Ein solches Konzept existiert auf Bezirksebene nicht, wurde jedoch im überbezirklichen Projekt NUDRA 2018-2022 bereits erfolgreich eingesetzt. Nach Abschluss des Projektes in 2022 finanzieren die Bezirke Neukölln und Tempelhof-Schöneberg weiterhin Straßensozialarbeit für die Zielgruppe drogengebrauchender Menschen aus bezirklichen Mitteln.

10. Wie bzw. in welcher Form oder welchen Formaten wird Sucht- und Präventionsarbeit im Bezirk evaluiert und Maßnahmen daraus abgeleitet? Und zwar kurzfristig, mittelfristig, langfristig?

Der Bezirk hat, in Kooperation mit dem SIBUZ und dem Institut für Angewandte Demographie (IFAD), in den Jahren 2014, 2018 und 2021 eine Befragung an weiterführenden Schulen (freiwillige Teilnahme) zu Substanzkonsum, Mediennutzungs- und Gesundheitsverhalten durchgeführt. Auf Grundlage der Ergebnisse können die teilnehmenden Schulen ihre Präventionsbedarfe ableiten und die Wir-kung umgesetzter Maßnahmen und Präventionskonzepte überprüfen.

11. Gibt es einen Drogen- und Suchtbericht für Friedrichshain-Kreuzberg? Falls nein, ist ein solcher geplant? Falls nein, warum nicht?

Nein. Ein solcher Bericht wurde nie erstellt und ist auch nicht geplant. Auf Landesebene gibt die Se-natsverwaltung für Gesundheit die Suchthilfestatistik Berlin heraus (erstellt vom IFT München): https://ift.de/wp-content/uploads/2023/03/Suchthilfestatistik_2023_Berlin-Jahresbericht-2021.pdf

Das Bezirksamt hat keine Kapazitäten zur Erstellung eines solchen Berichtes.

12. Welche weiteren Schritte erwägt das Bezirksamt, um die Prävention und Aufklärung gegen Drogenkonsum zu verbessern sowie die Beratung und Hilfe auszubauen?
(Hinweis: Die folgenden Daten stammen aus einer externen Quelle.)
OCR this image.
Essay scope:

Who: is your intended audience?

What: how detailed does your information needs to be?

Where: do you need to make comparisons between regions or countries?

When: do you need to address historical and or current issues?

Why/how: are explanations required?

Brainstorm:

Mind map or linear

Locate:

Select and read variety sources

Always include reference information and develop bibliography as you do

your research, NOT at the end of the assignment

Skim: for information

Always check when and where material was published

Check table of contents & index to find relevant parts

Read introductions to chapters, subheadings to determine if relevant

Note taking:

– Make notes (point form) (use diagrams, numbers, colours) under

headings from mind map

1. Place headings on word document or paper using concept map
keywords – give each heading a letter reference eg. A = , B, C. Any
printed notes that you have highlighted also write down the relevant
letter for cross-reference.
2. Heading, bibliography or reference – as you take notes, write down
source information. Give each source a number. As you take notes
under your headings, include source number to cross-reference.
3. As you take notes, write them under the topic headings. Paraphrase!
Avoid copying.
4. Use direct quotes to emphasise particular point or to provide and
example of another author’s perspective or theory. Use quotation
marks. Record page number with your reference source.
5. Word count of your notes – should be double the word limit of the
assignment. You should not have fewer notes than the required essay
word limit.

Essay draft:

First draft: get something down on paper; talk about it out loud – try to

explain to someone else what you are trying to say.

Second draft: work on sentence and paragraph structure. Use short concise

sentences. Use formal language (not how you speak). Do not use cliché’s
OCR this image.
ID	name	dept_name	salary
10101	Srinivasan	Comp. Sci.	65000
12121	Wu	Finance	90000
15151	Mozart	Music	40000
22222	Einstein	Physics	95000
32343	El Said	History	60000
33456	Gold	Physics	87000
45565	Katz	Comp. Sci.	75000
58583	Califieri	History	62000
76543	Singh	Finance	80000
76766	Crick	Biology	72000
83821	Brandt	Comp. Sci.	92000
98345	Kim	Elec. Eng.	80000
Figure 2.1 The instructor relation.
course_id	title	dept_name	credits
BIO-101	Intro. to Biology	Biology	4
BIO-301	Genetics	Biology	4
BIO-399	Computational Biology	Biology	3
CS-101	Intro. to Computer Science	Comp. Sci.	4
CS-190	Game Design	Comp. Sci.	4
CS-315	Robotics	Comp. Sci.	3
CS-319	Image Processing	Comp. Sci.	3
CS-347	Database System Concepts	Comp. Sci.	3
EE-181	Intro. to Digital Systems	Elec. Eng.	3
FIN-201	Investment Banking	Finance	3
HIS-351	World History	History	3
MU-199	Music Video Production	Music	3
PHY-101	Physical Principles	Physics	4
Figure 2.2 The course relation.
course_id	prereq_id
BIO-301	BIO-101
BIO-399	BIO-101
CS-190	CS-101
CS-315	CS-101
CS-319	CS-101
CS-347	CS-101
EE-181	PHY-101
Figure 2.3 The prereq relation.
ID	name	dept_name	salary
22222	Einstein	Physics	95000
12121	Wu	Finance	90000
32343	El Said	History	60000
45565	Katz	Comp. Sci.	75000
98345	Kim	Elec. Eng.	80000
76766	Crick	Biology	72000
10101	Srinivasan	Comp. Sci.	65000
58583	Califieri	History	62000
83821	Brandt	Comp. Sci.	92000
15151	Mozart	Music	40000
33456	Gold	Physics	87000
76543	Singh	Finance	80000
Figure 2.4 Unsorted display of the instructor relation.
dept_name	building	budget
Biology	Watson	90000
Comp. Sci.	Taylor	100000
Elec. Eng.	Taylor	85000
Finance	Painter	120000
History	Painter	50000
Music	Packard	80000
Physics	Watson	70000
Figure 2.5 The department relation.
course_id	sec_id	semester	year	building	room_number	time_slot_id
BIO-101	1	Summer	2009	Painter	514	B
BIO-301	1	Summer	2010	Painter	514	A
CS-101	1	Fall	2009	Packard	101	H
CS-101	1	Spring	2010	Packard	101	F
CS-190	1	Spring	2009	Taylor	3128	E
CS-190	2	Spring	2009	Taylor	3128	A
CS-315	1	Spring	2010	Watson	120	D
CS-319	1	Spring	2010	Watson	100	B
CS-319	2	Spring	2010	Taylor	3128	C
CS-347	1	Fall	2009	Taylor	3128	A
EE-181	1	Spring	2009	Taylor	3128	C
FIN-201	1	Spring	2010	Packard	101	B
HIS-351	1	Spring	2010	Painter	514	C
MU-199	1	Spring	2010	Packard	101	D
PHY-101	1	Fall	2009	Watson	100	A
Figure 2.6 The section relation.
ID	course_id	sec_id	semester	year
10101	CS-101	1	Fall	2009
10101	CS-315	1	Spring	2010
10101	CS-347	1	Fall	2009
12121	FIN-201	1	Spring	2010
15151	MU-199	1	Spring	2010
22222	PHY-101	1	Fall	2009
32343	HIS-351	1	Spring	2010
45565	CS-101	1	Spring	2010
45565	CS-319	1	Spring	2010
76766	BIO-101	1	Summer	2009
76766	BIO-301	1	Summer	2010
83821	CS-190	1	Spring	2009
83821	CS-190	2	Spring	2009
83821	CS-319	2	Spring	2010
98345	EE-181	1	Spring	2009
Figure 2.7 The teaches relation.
Der Bezirk setzt sich auf Senatsebene dafür ein (SenWGP, verantwortlich für Suchthilfeangebote die aus dem IGPP gefördert werden), dass ein Drogenkonsummobil im Wrangelkiez zum Einsatz kommt. Des Weiteren sprechen wir uns für eine Erweiterung der Öffnungszeiten der bestehenden Angebote sowie der Umfeldarbeit aus. Ebenso bemüht sich der Bezirk um die finanzielle Unterstützung zur Umsetzung einer Notübernachtung für die Zielgruppe drogengebrauchender Menschen am Kottbusser Tor und ist dafür in Gesprächen mit der zuständigen Senatsverwaltung sowie Wohnungsbaugesellschaften. Auch die Umsetzung einer gesamtstädtischen Strategie zum Umgang mit Drogenkonsum und Obdachlosigkeit im öffentlichen Raum hat der Bezirk im Rat der Bürgermeister angestoßen. Hier braucht es die ressortübergreifende Unterstützung der Landesebene sowie die finanziellen Mittel, um dem Phänomen Drogenkonsum nicht nur auf Bezirksebene adäquat begegnen zu können.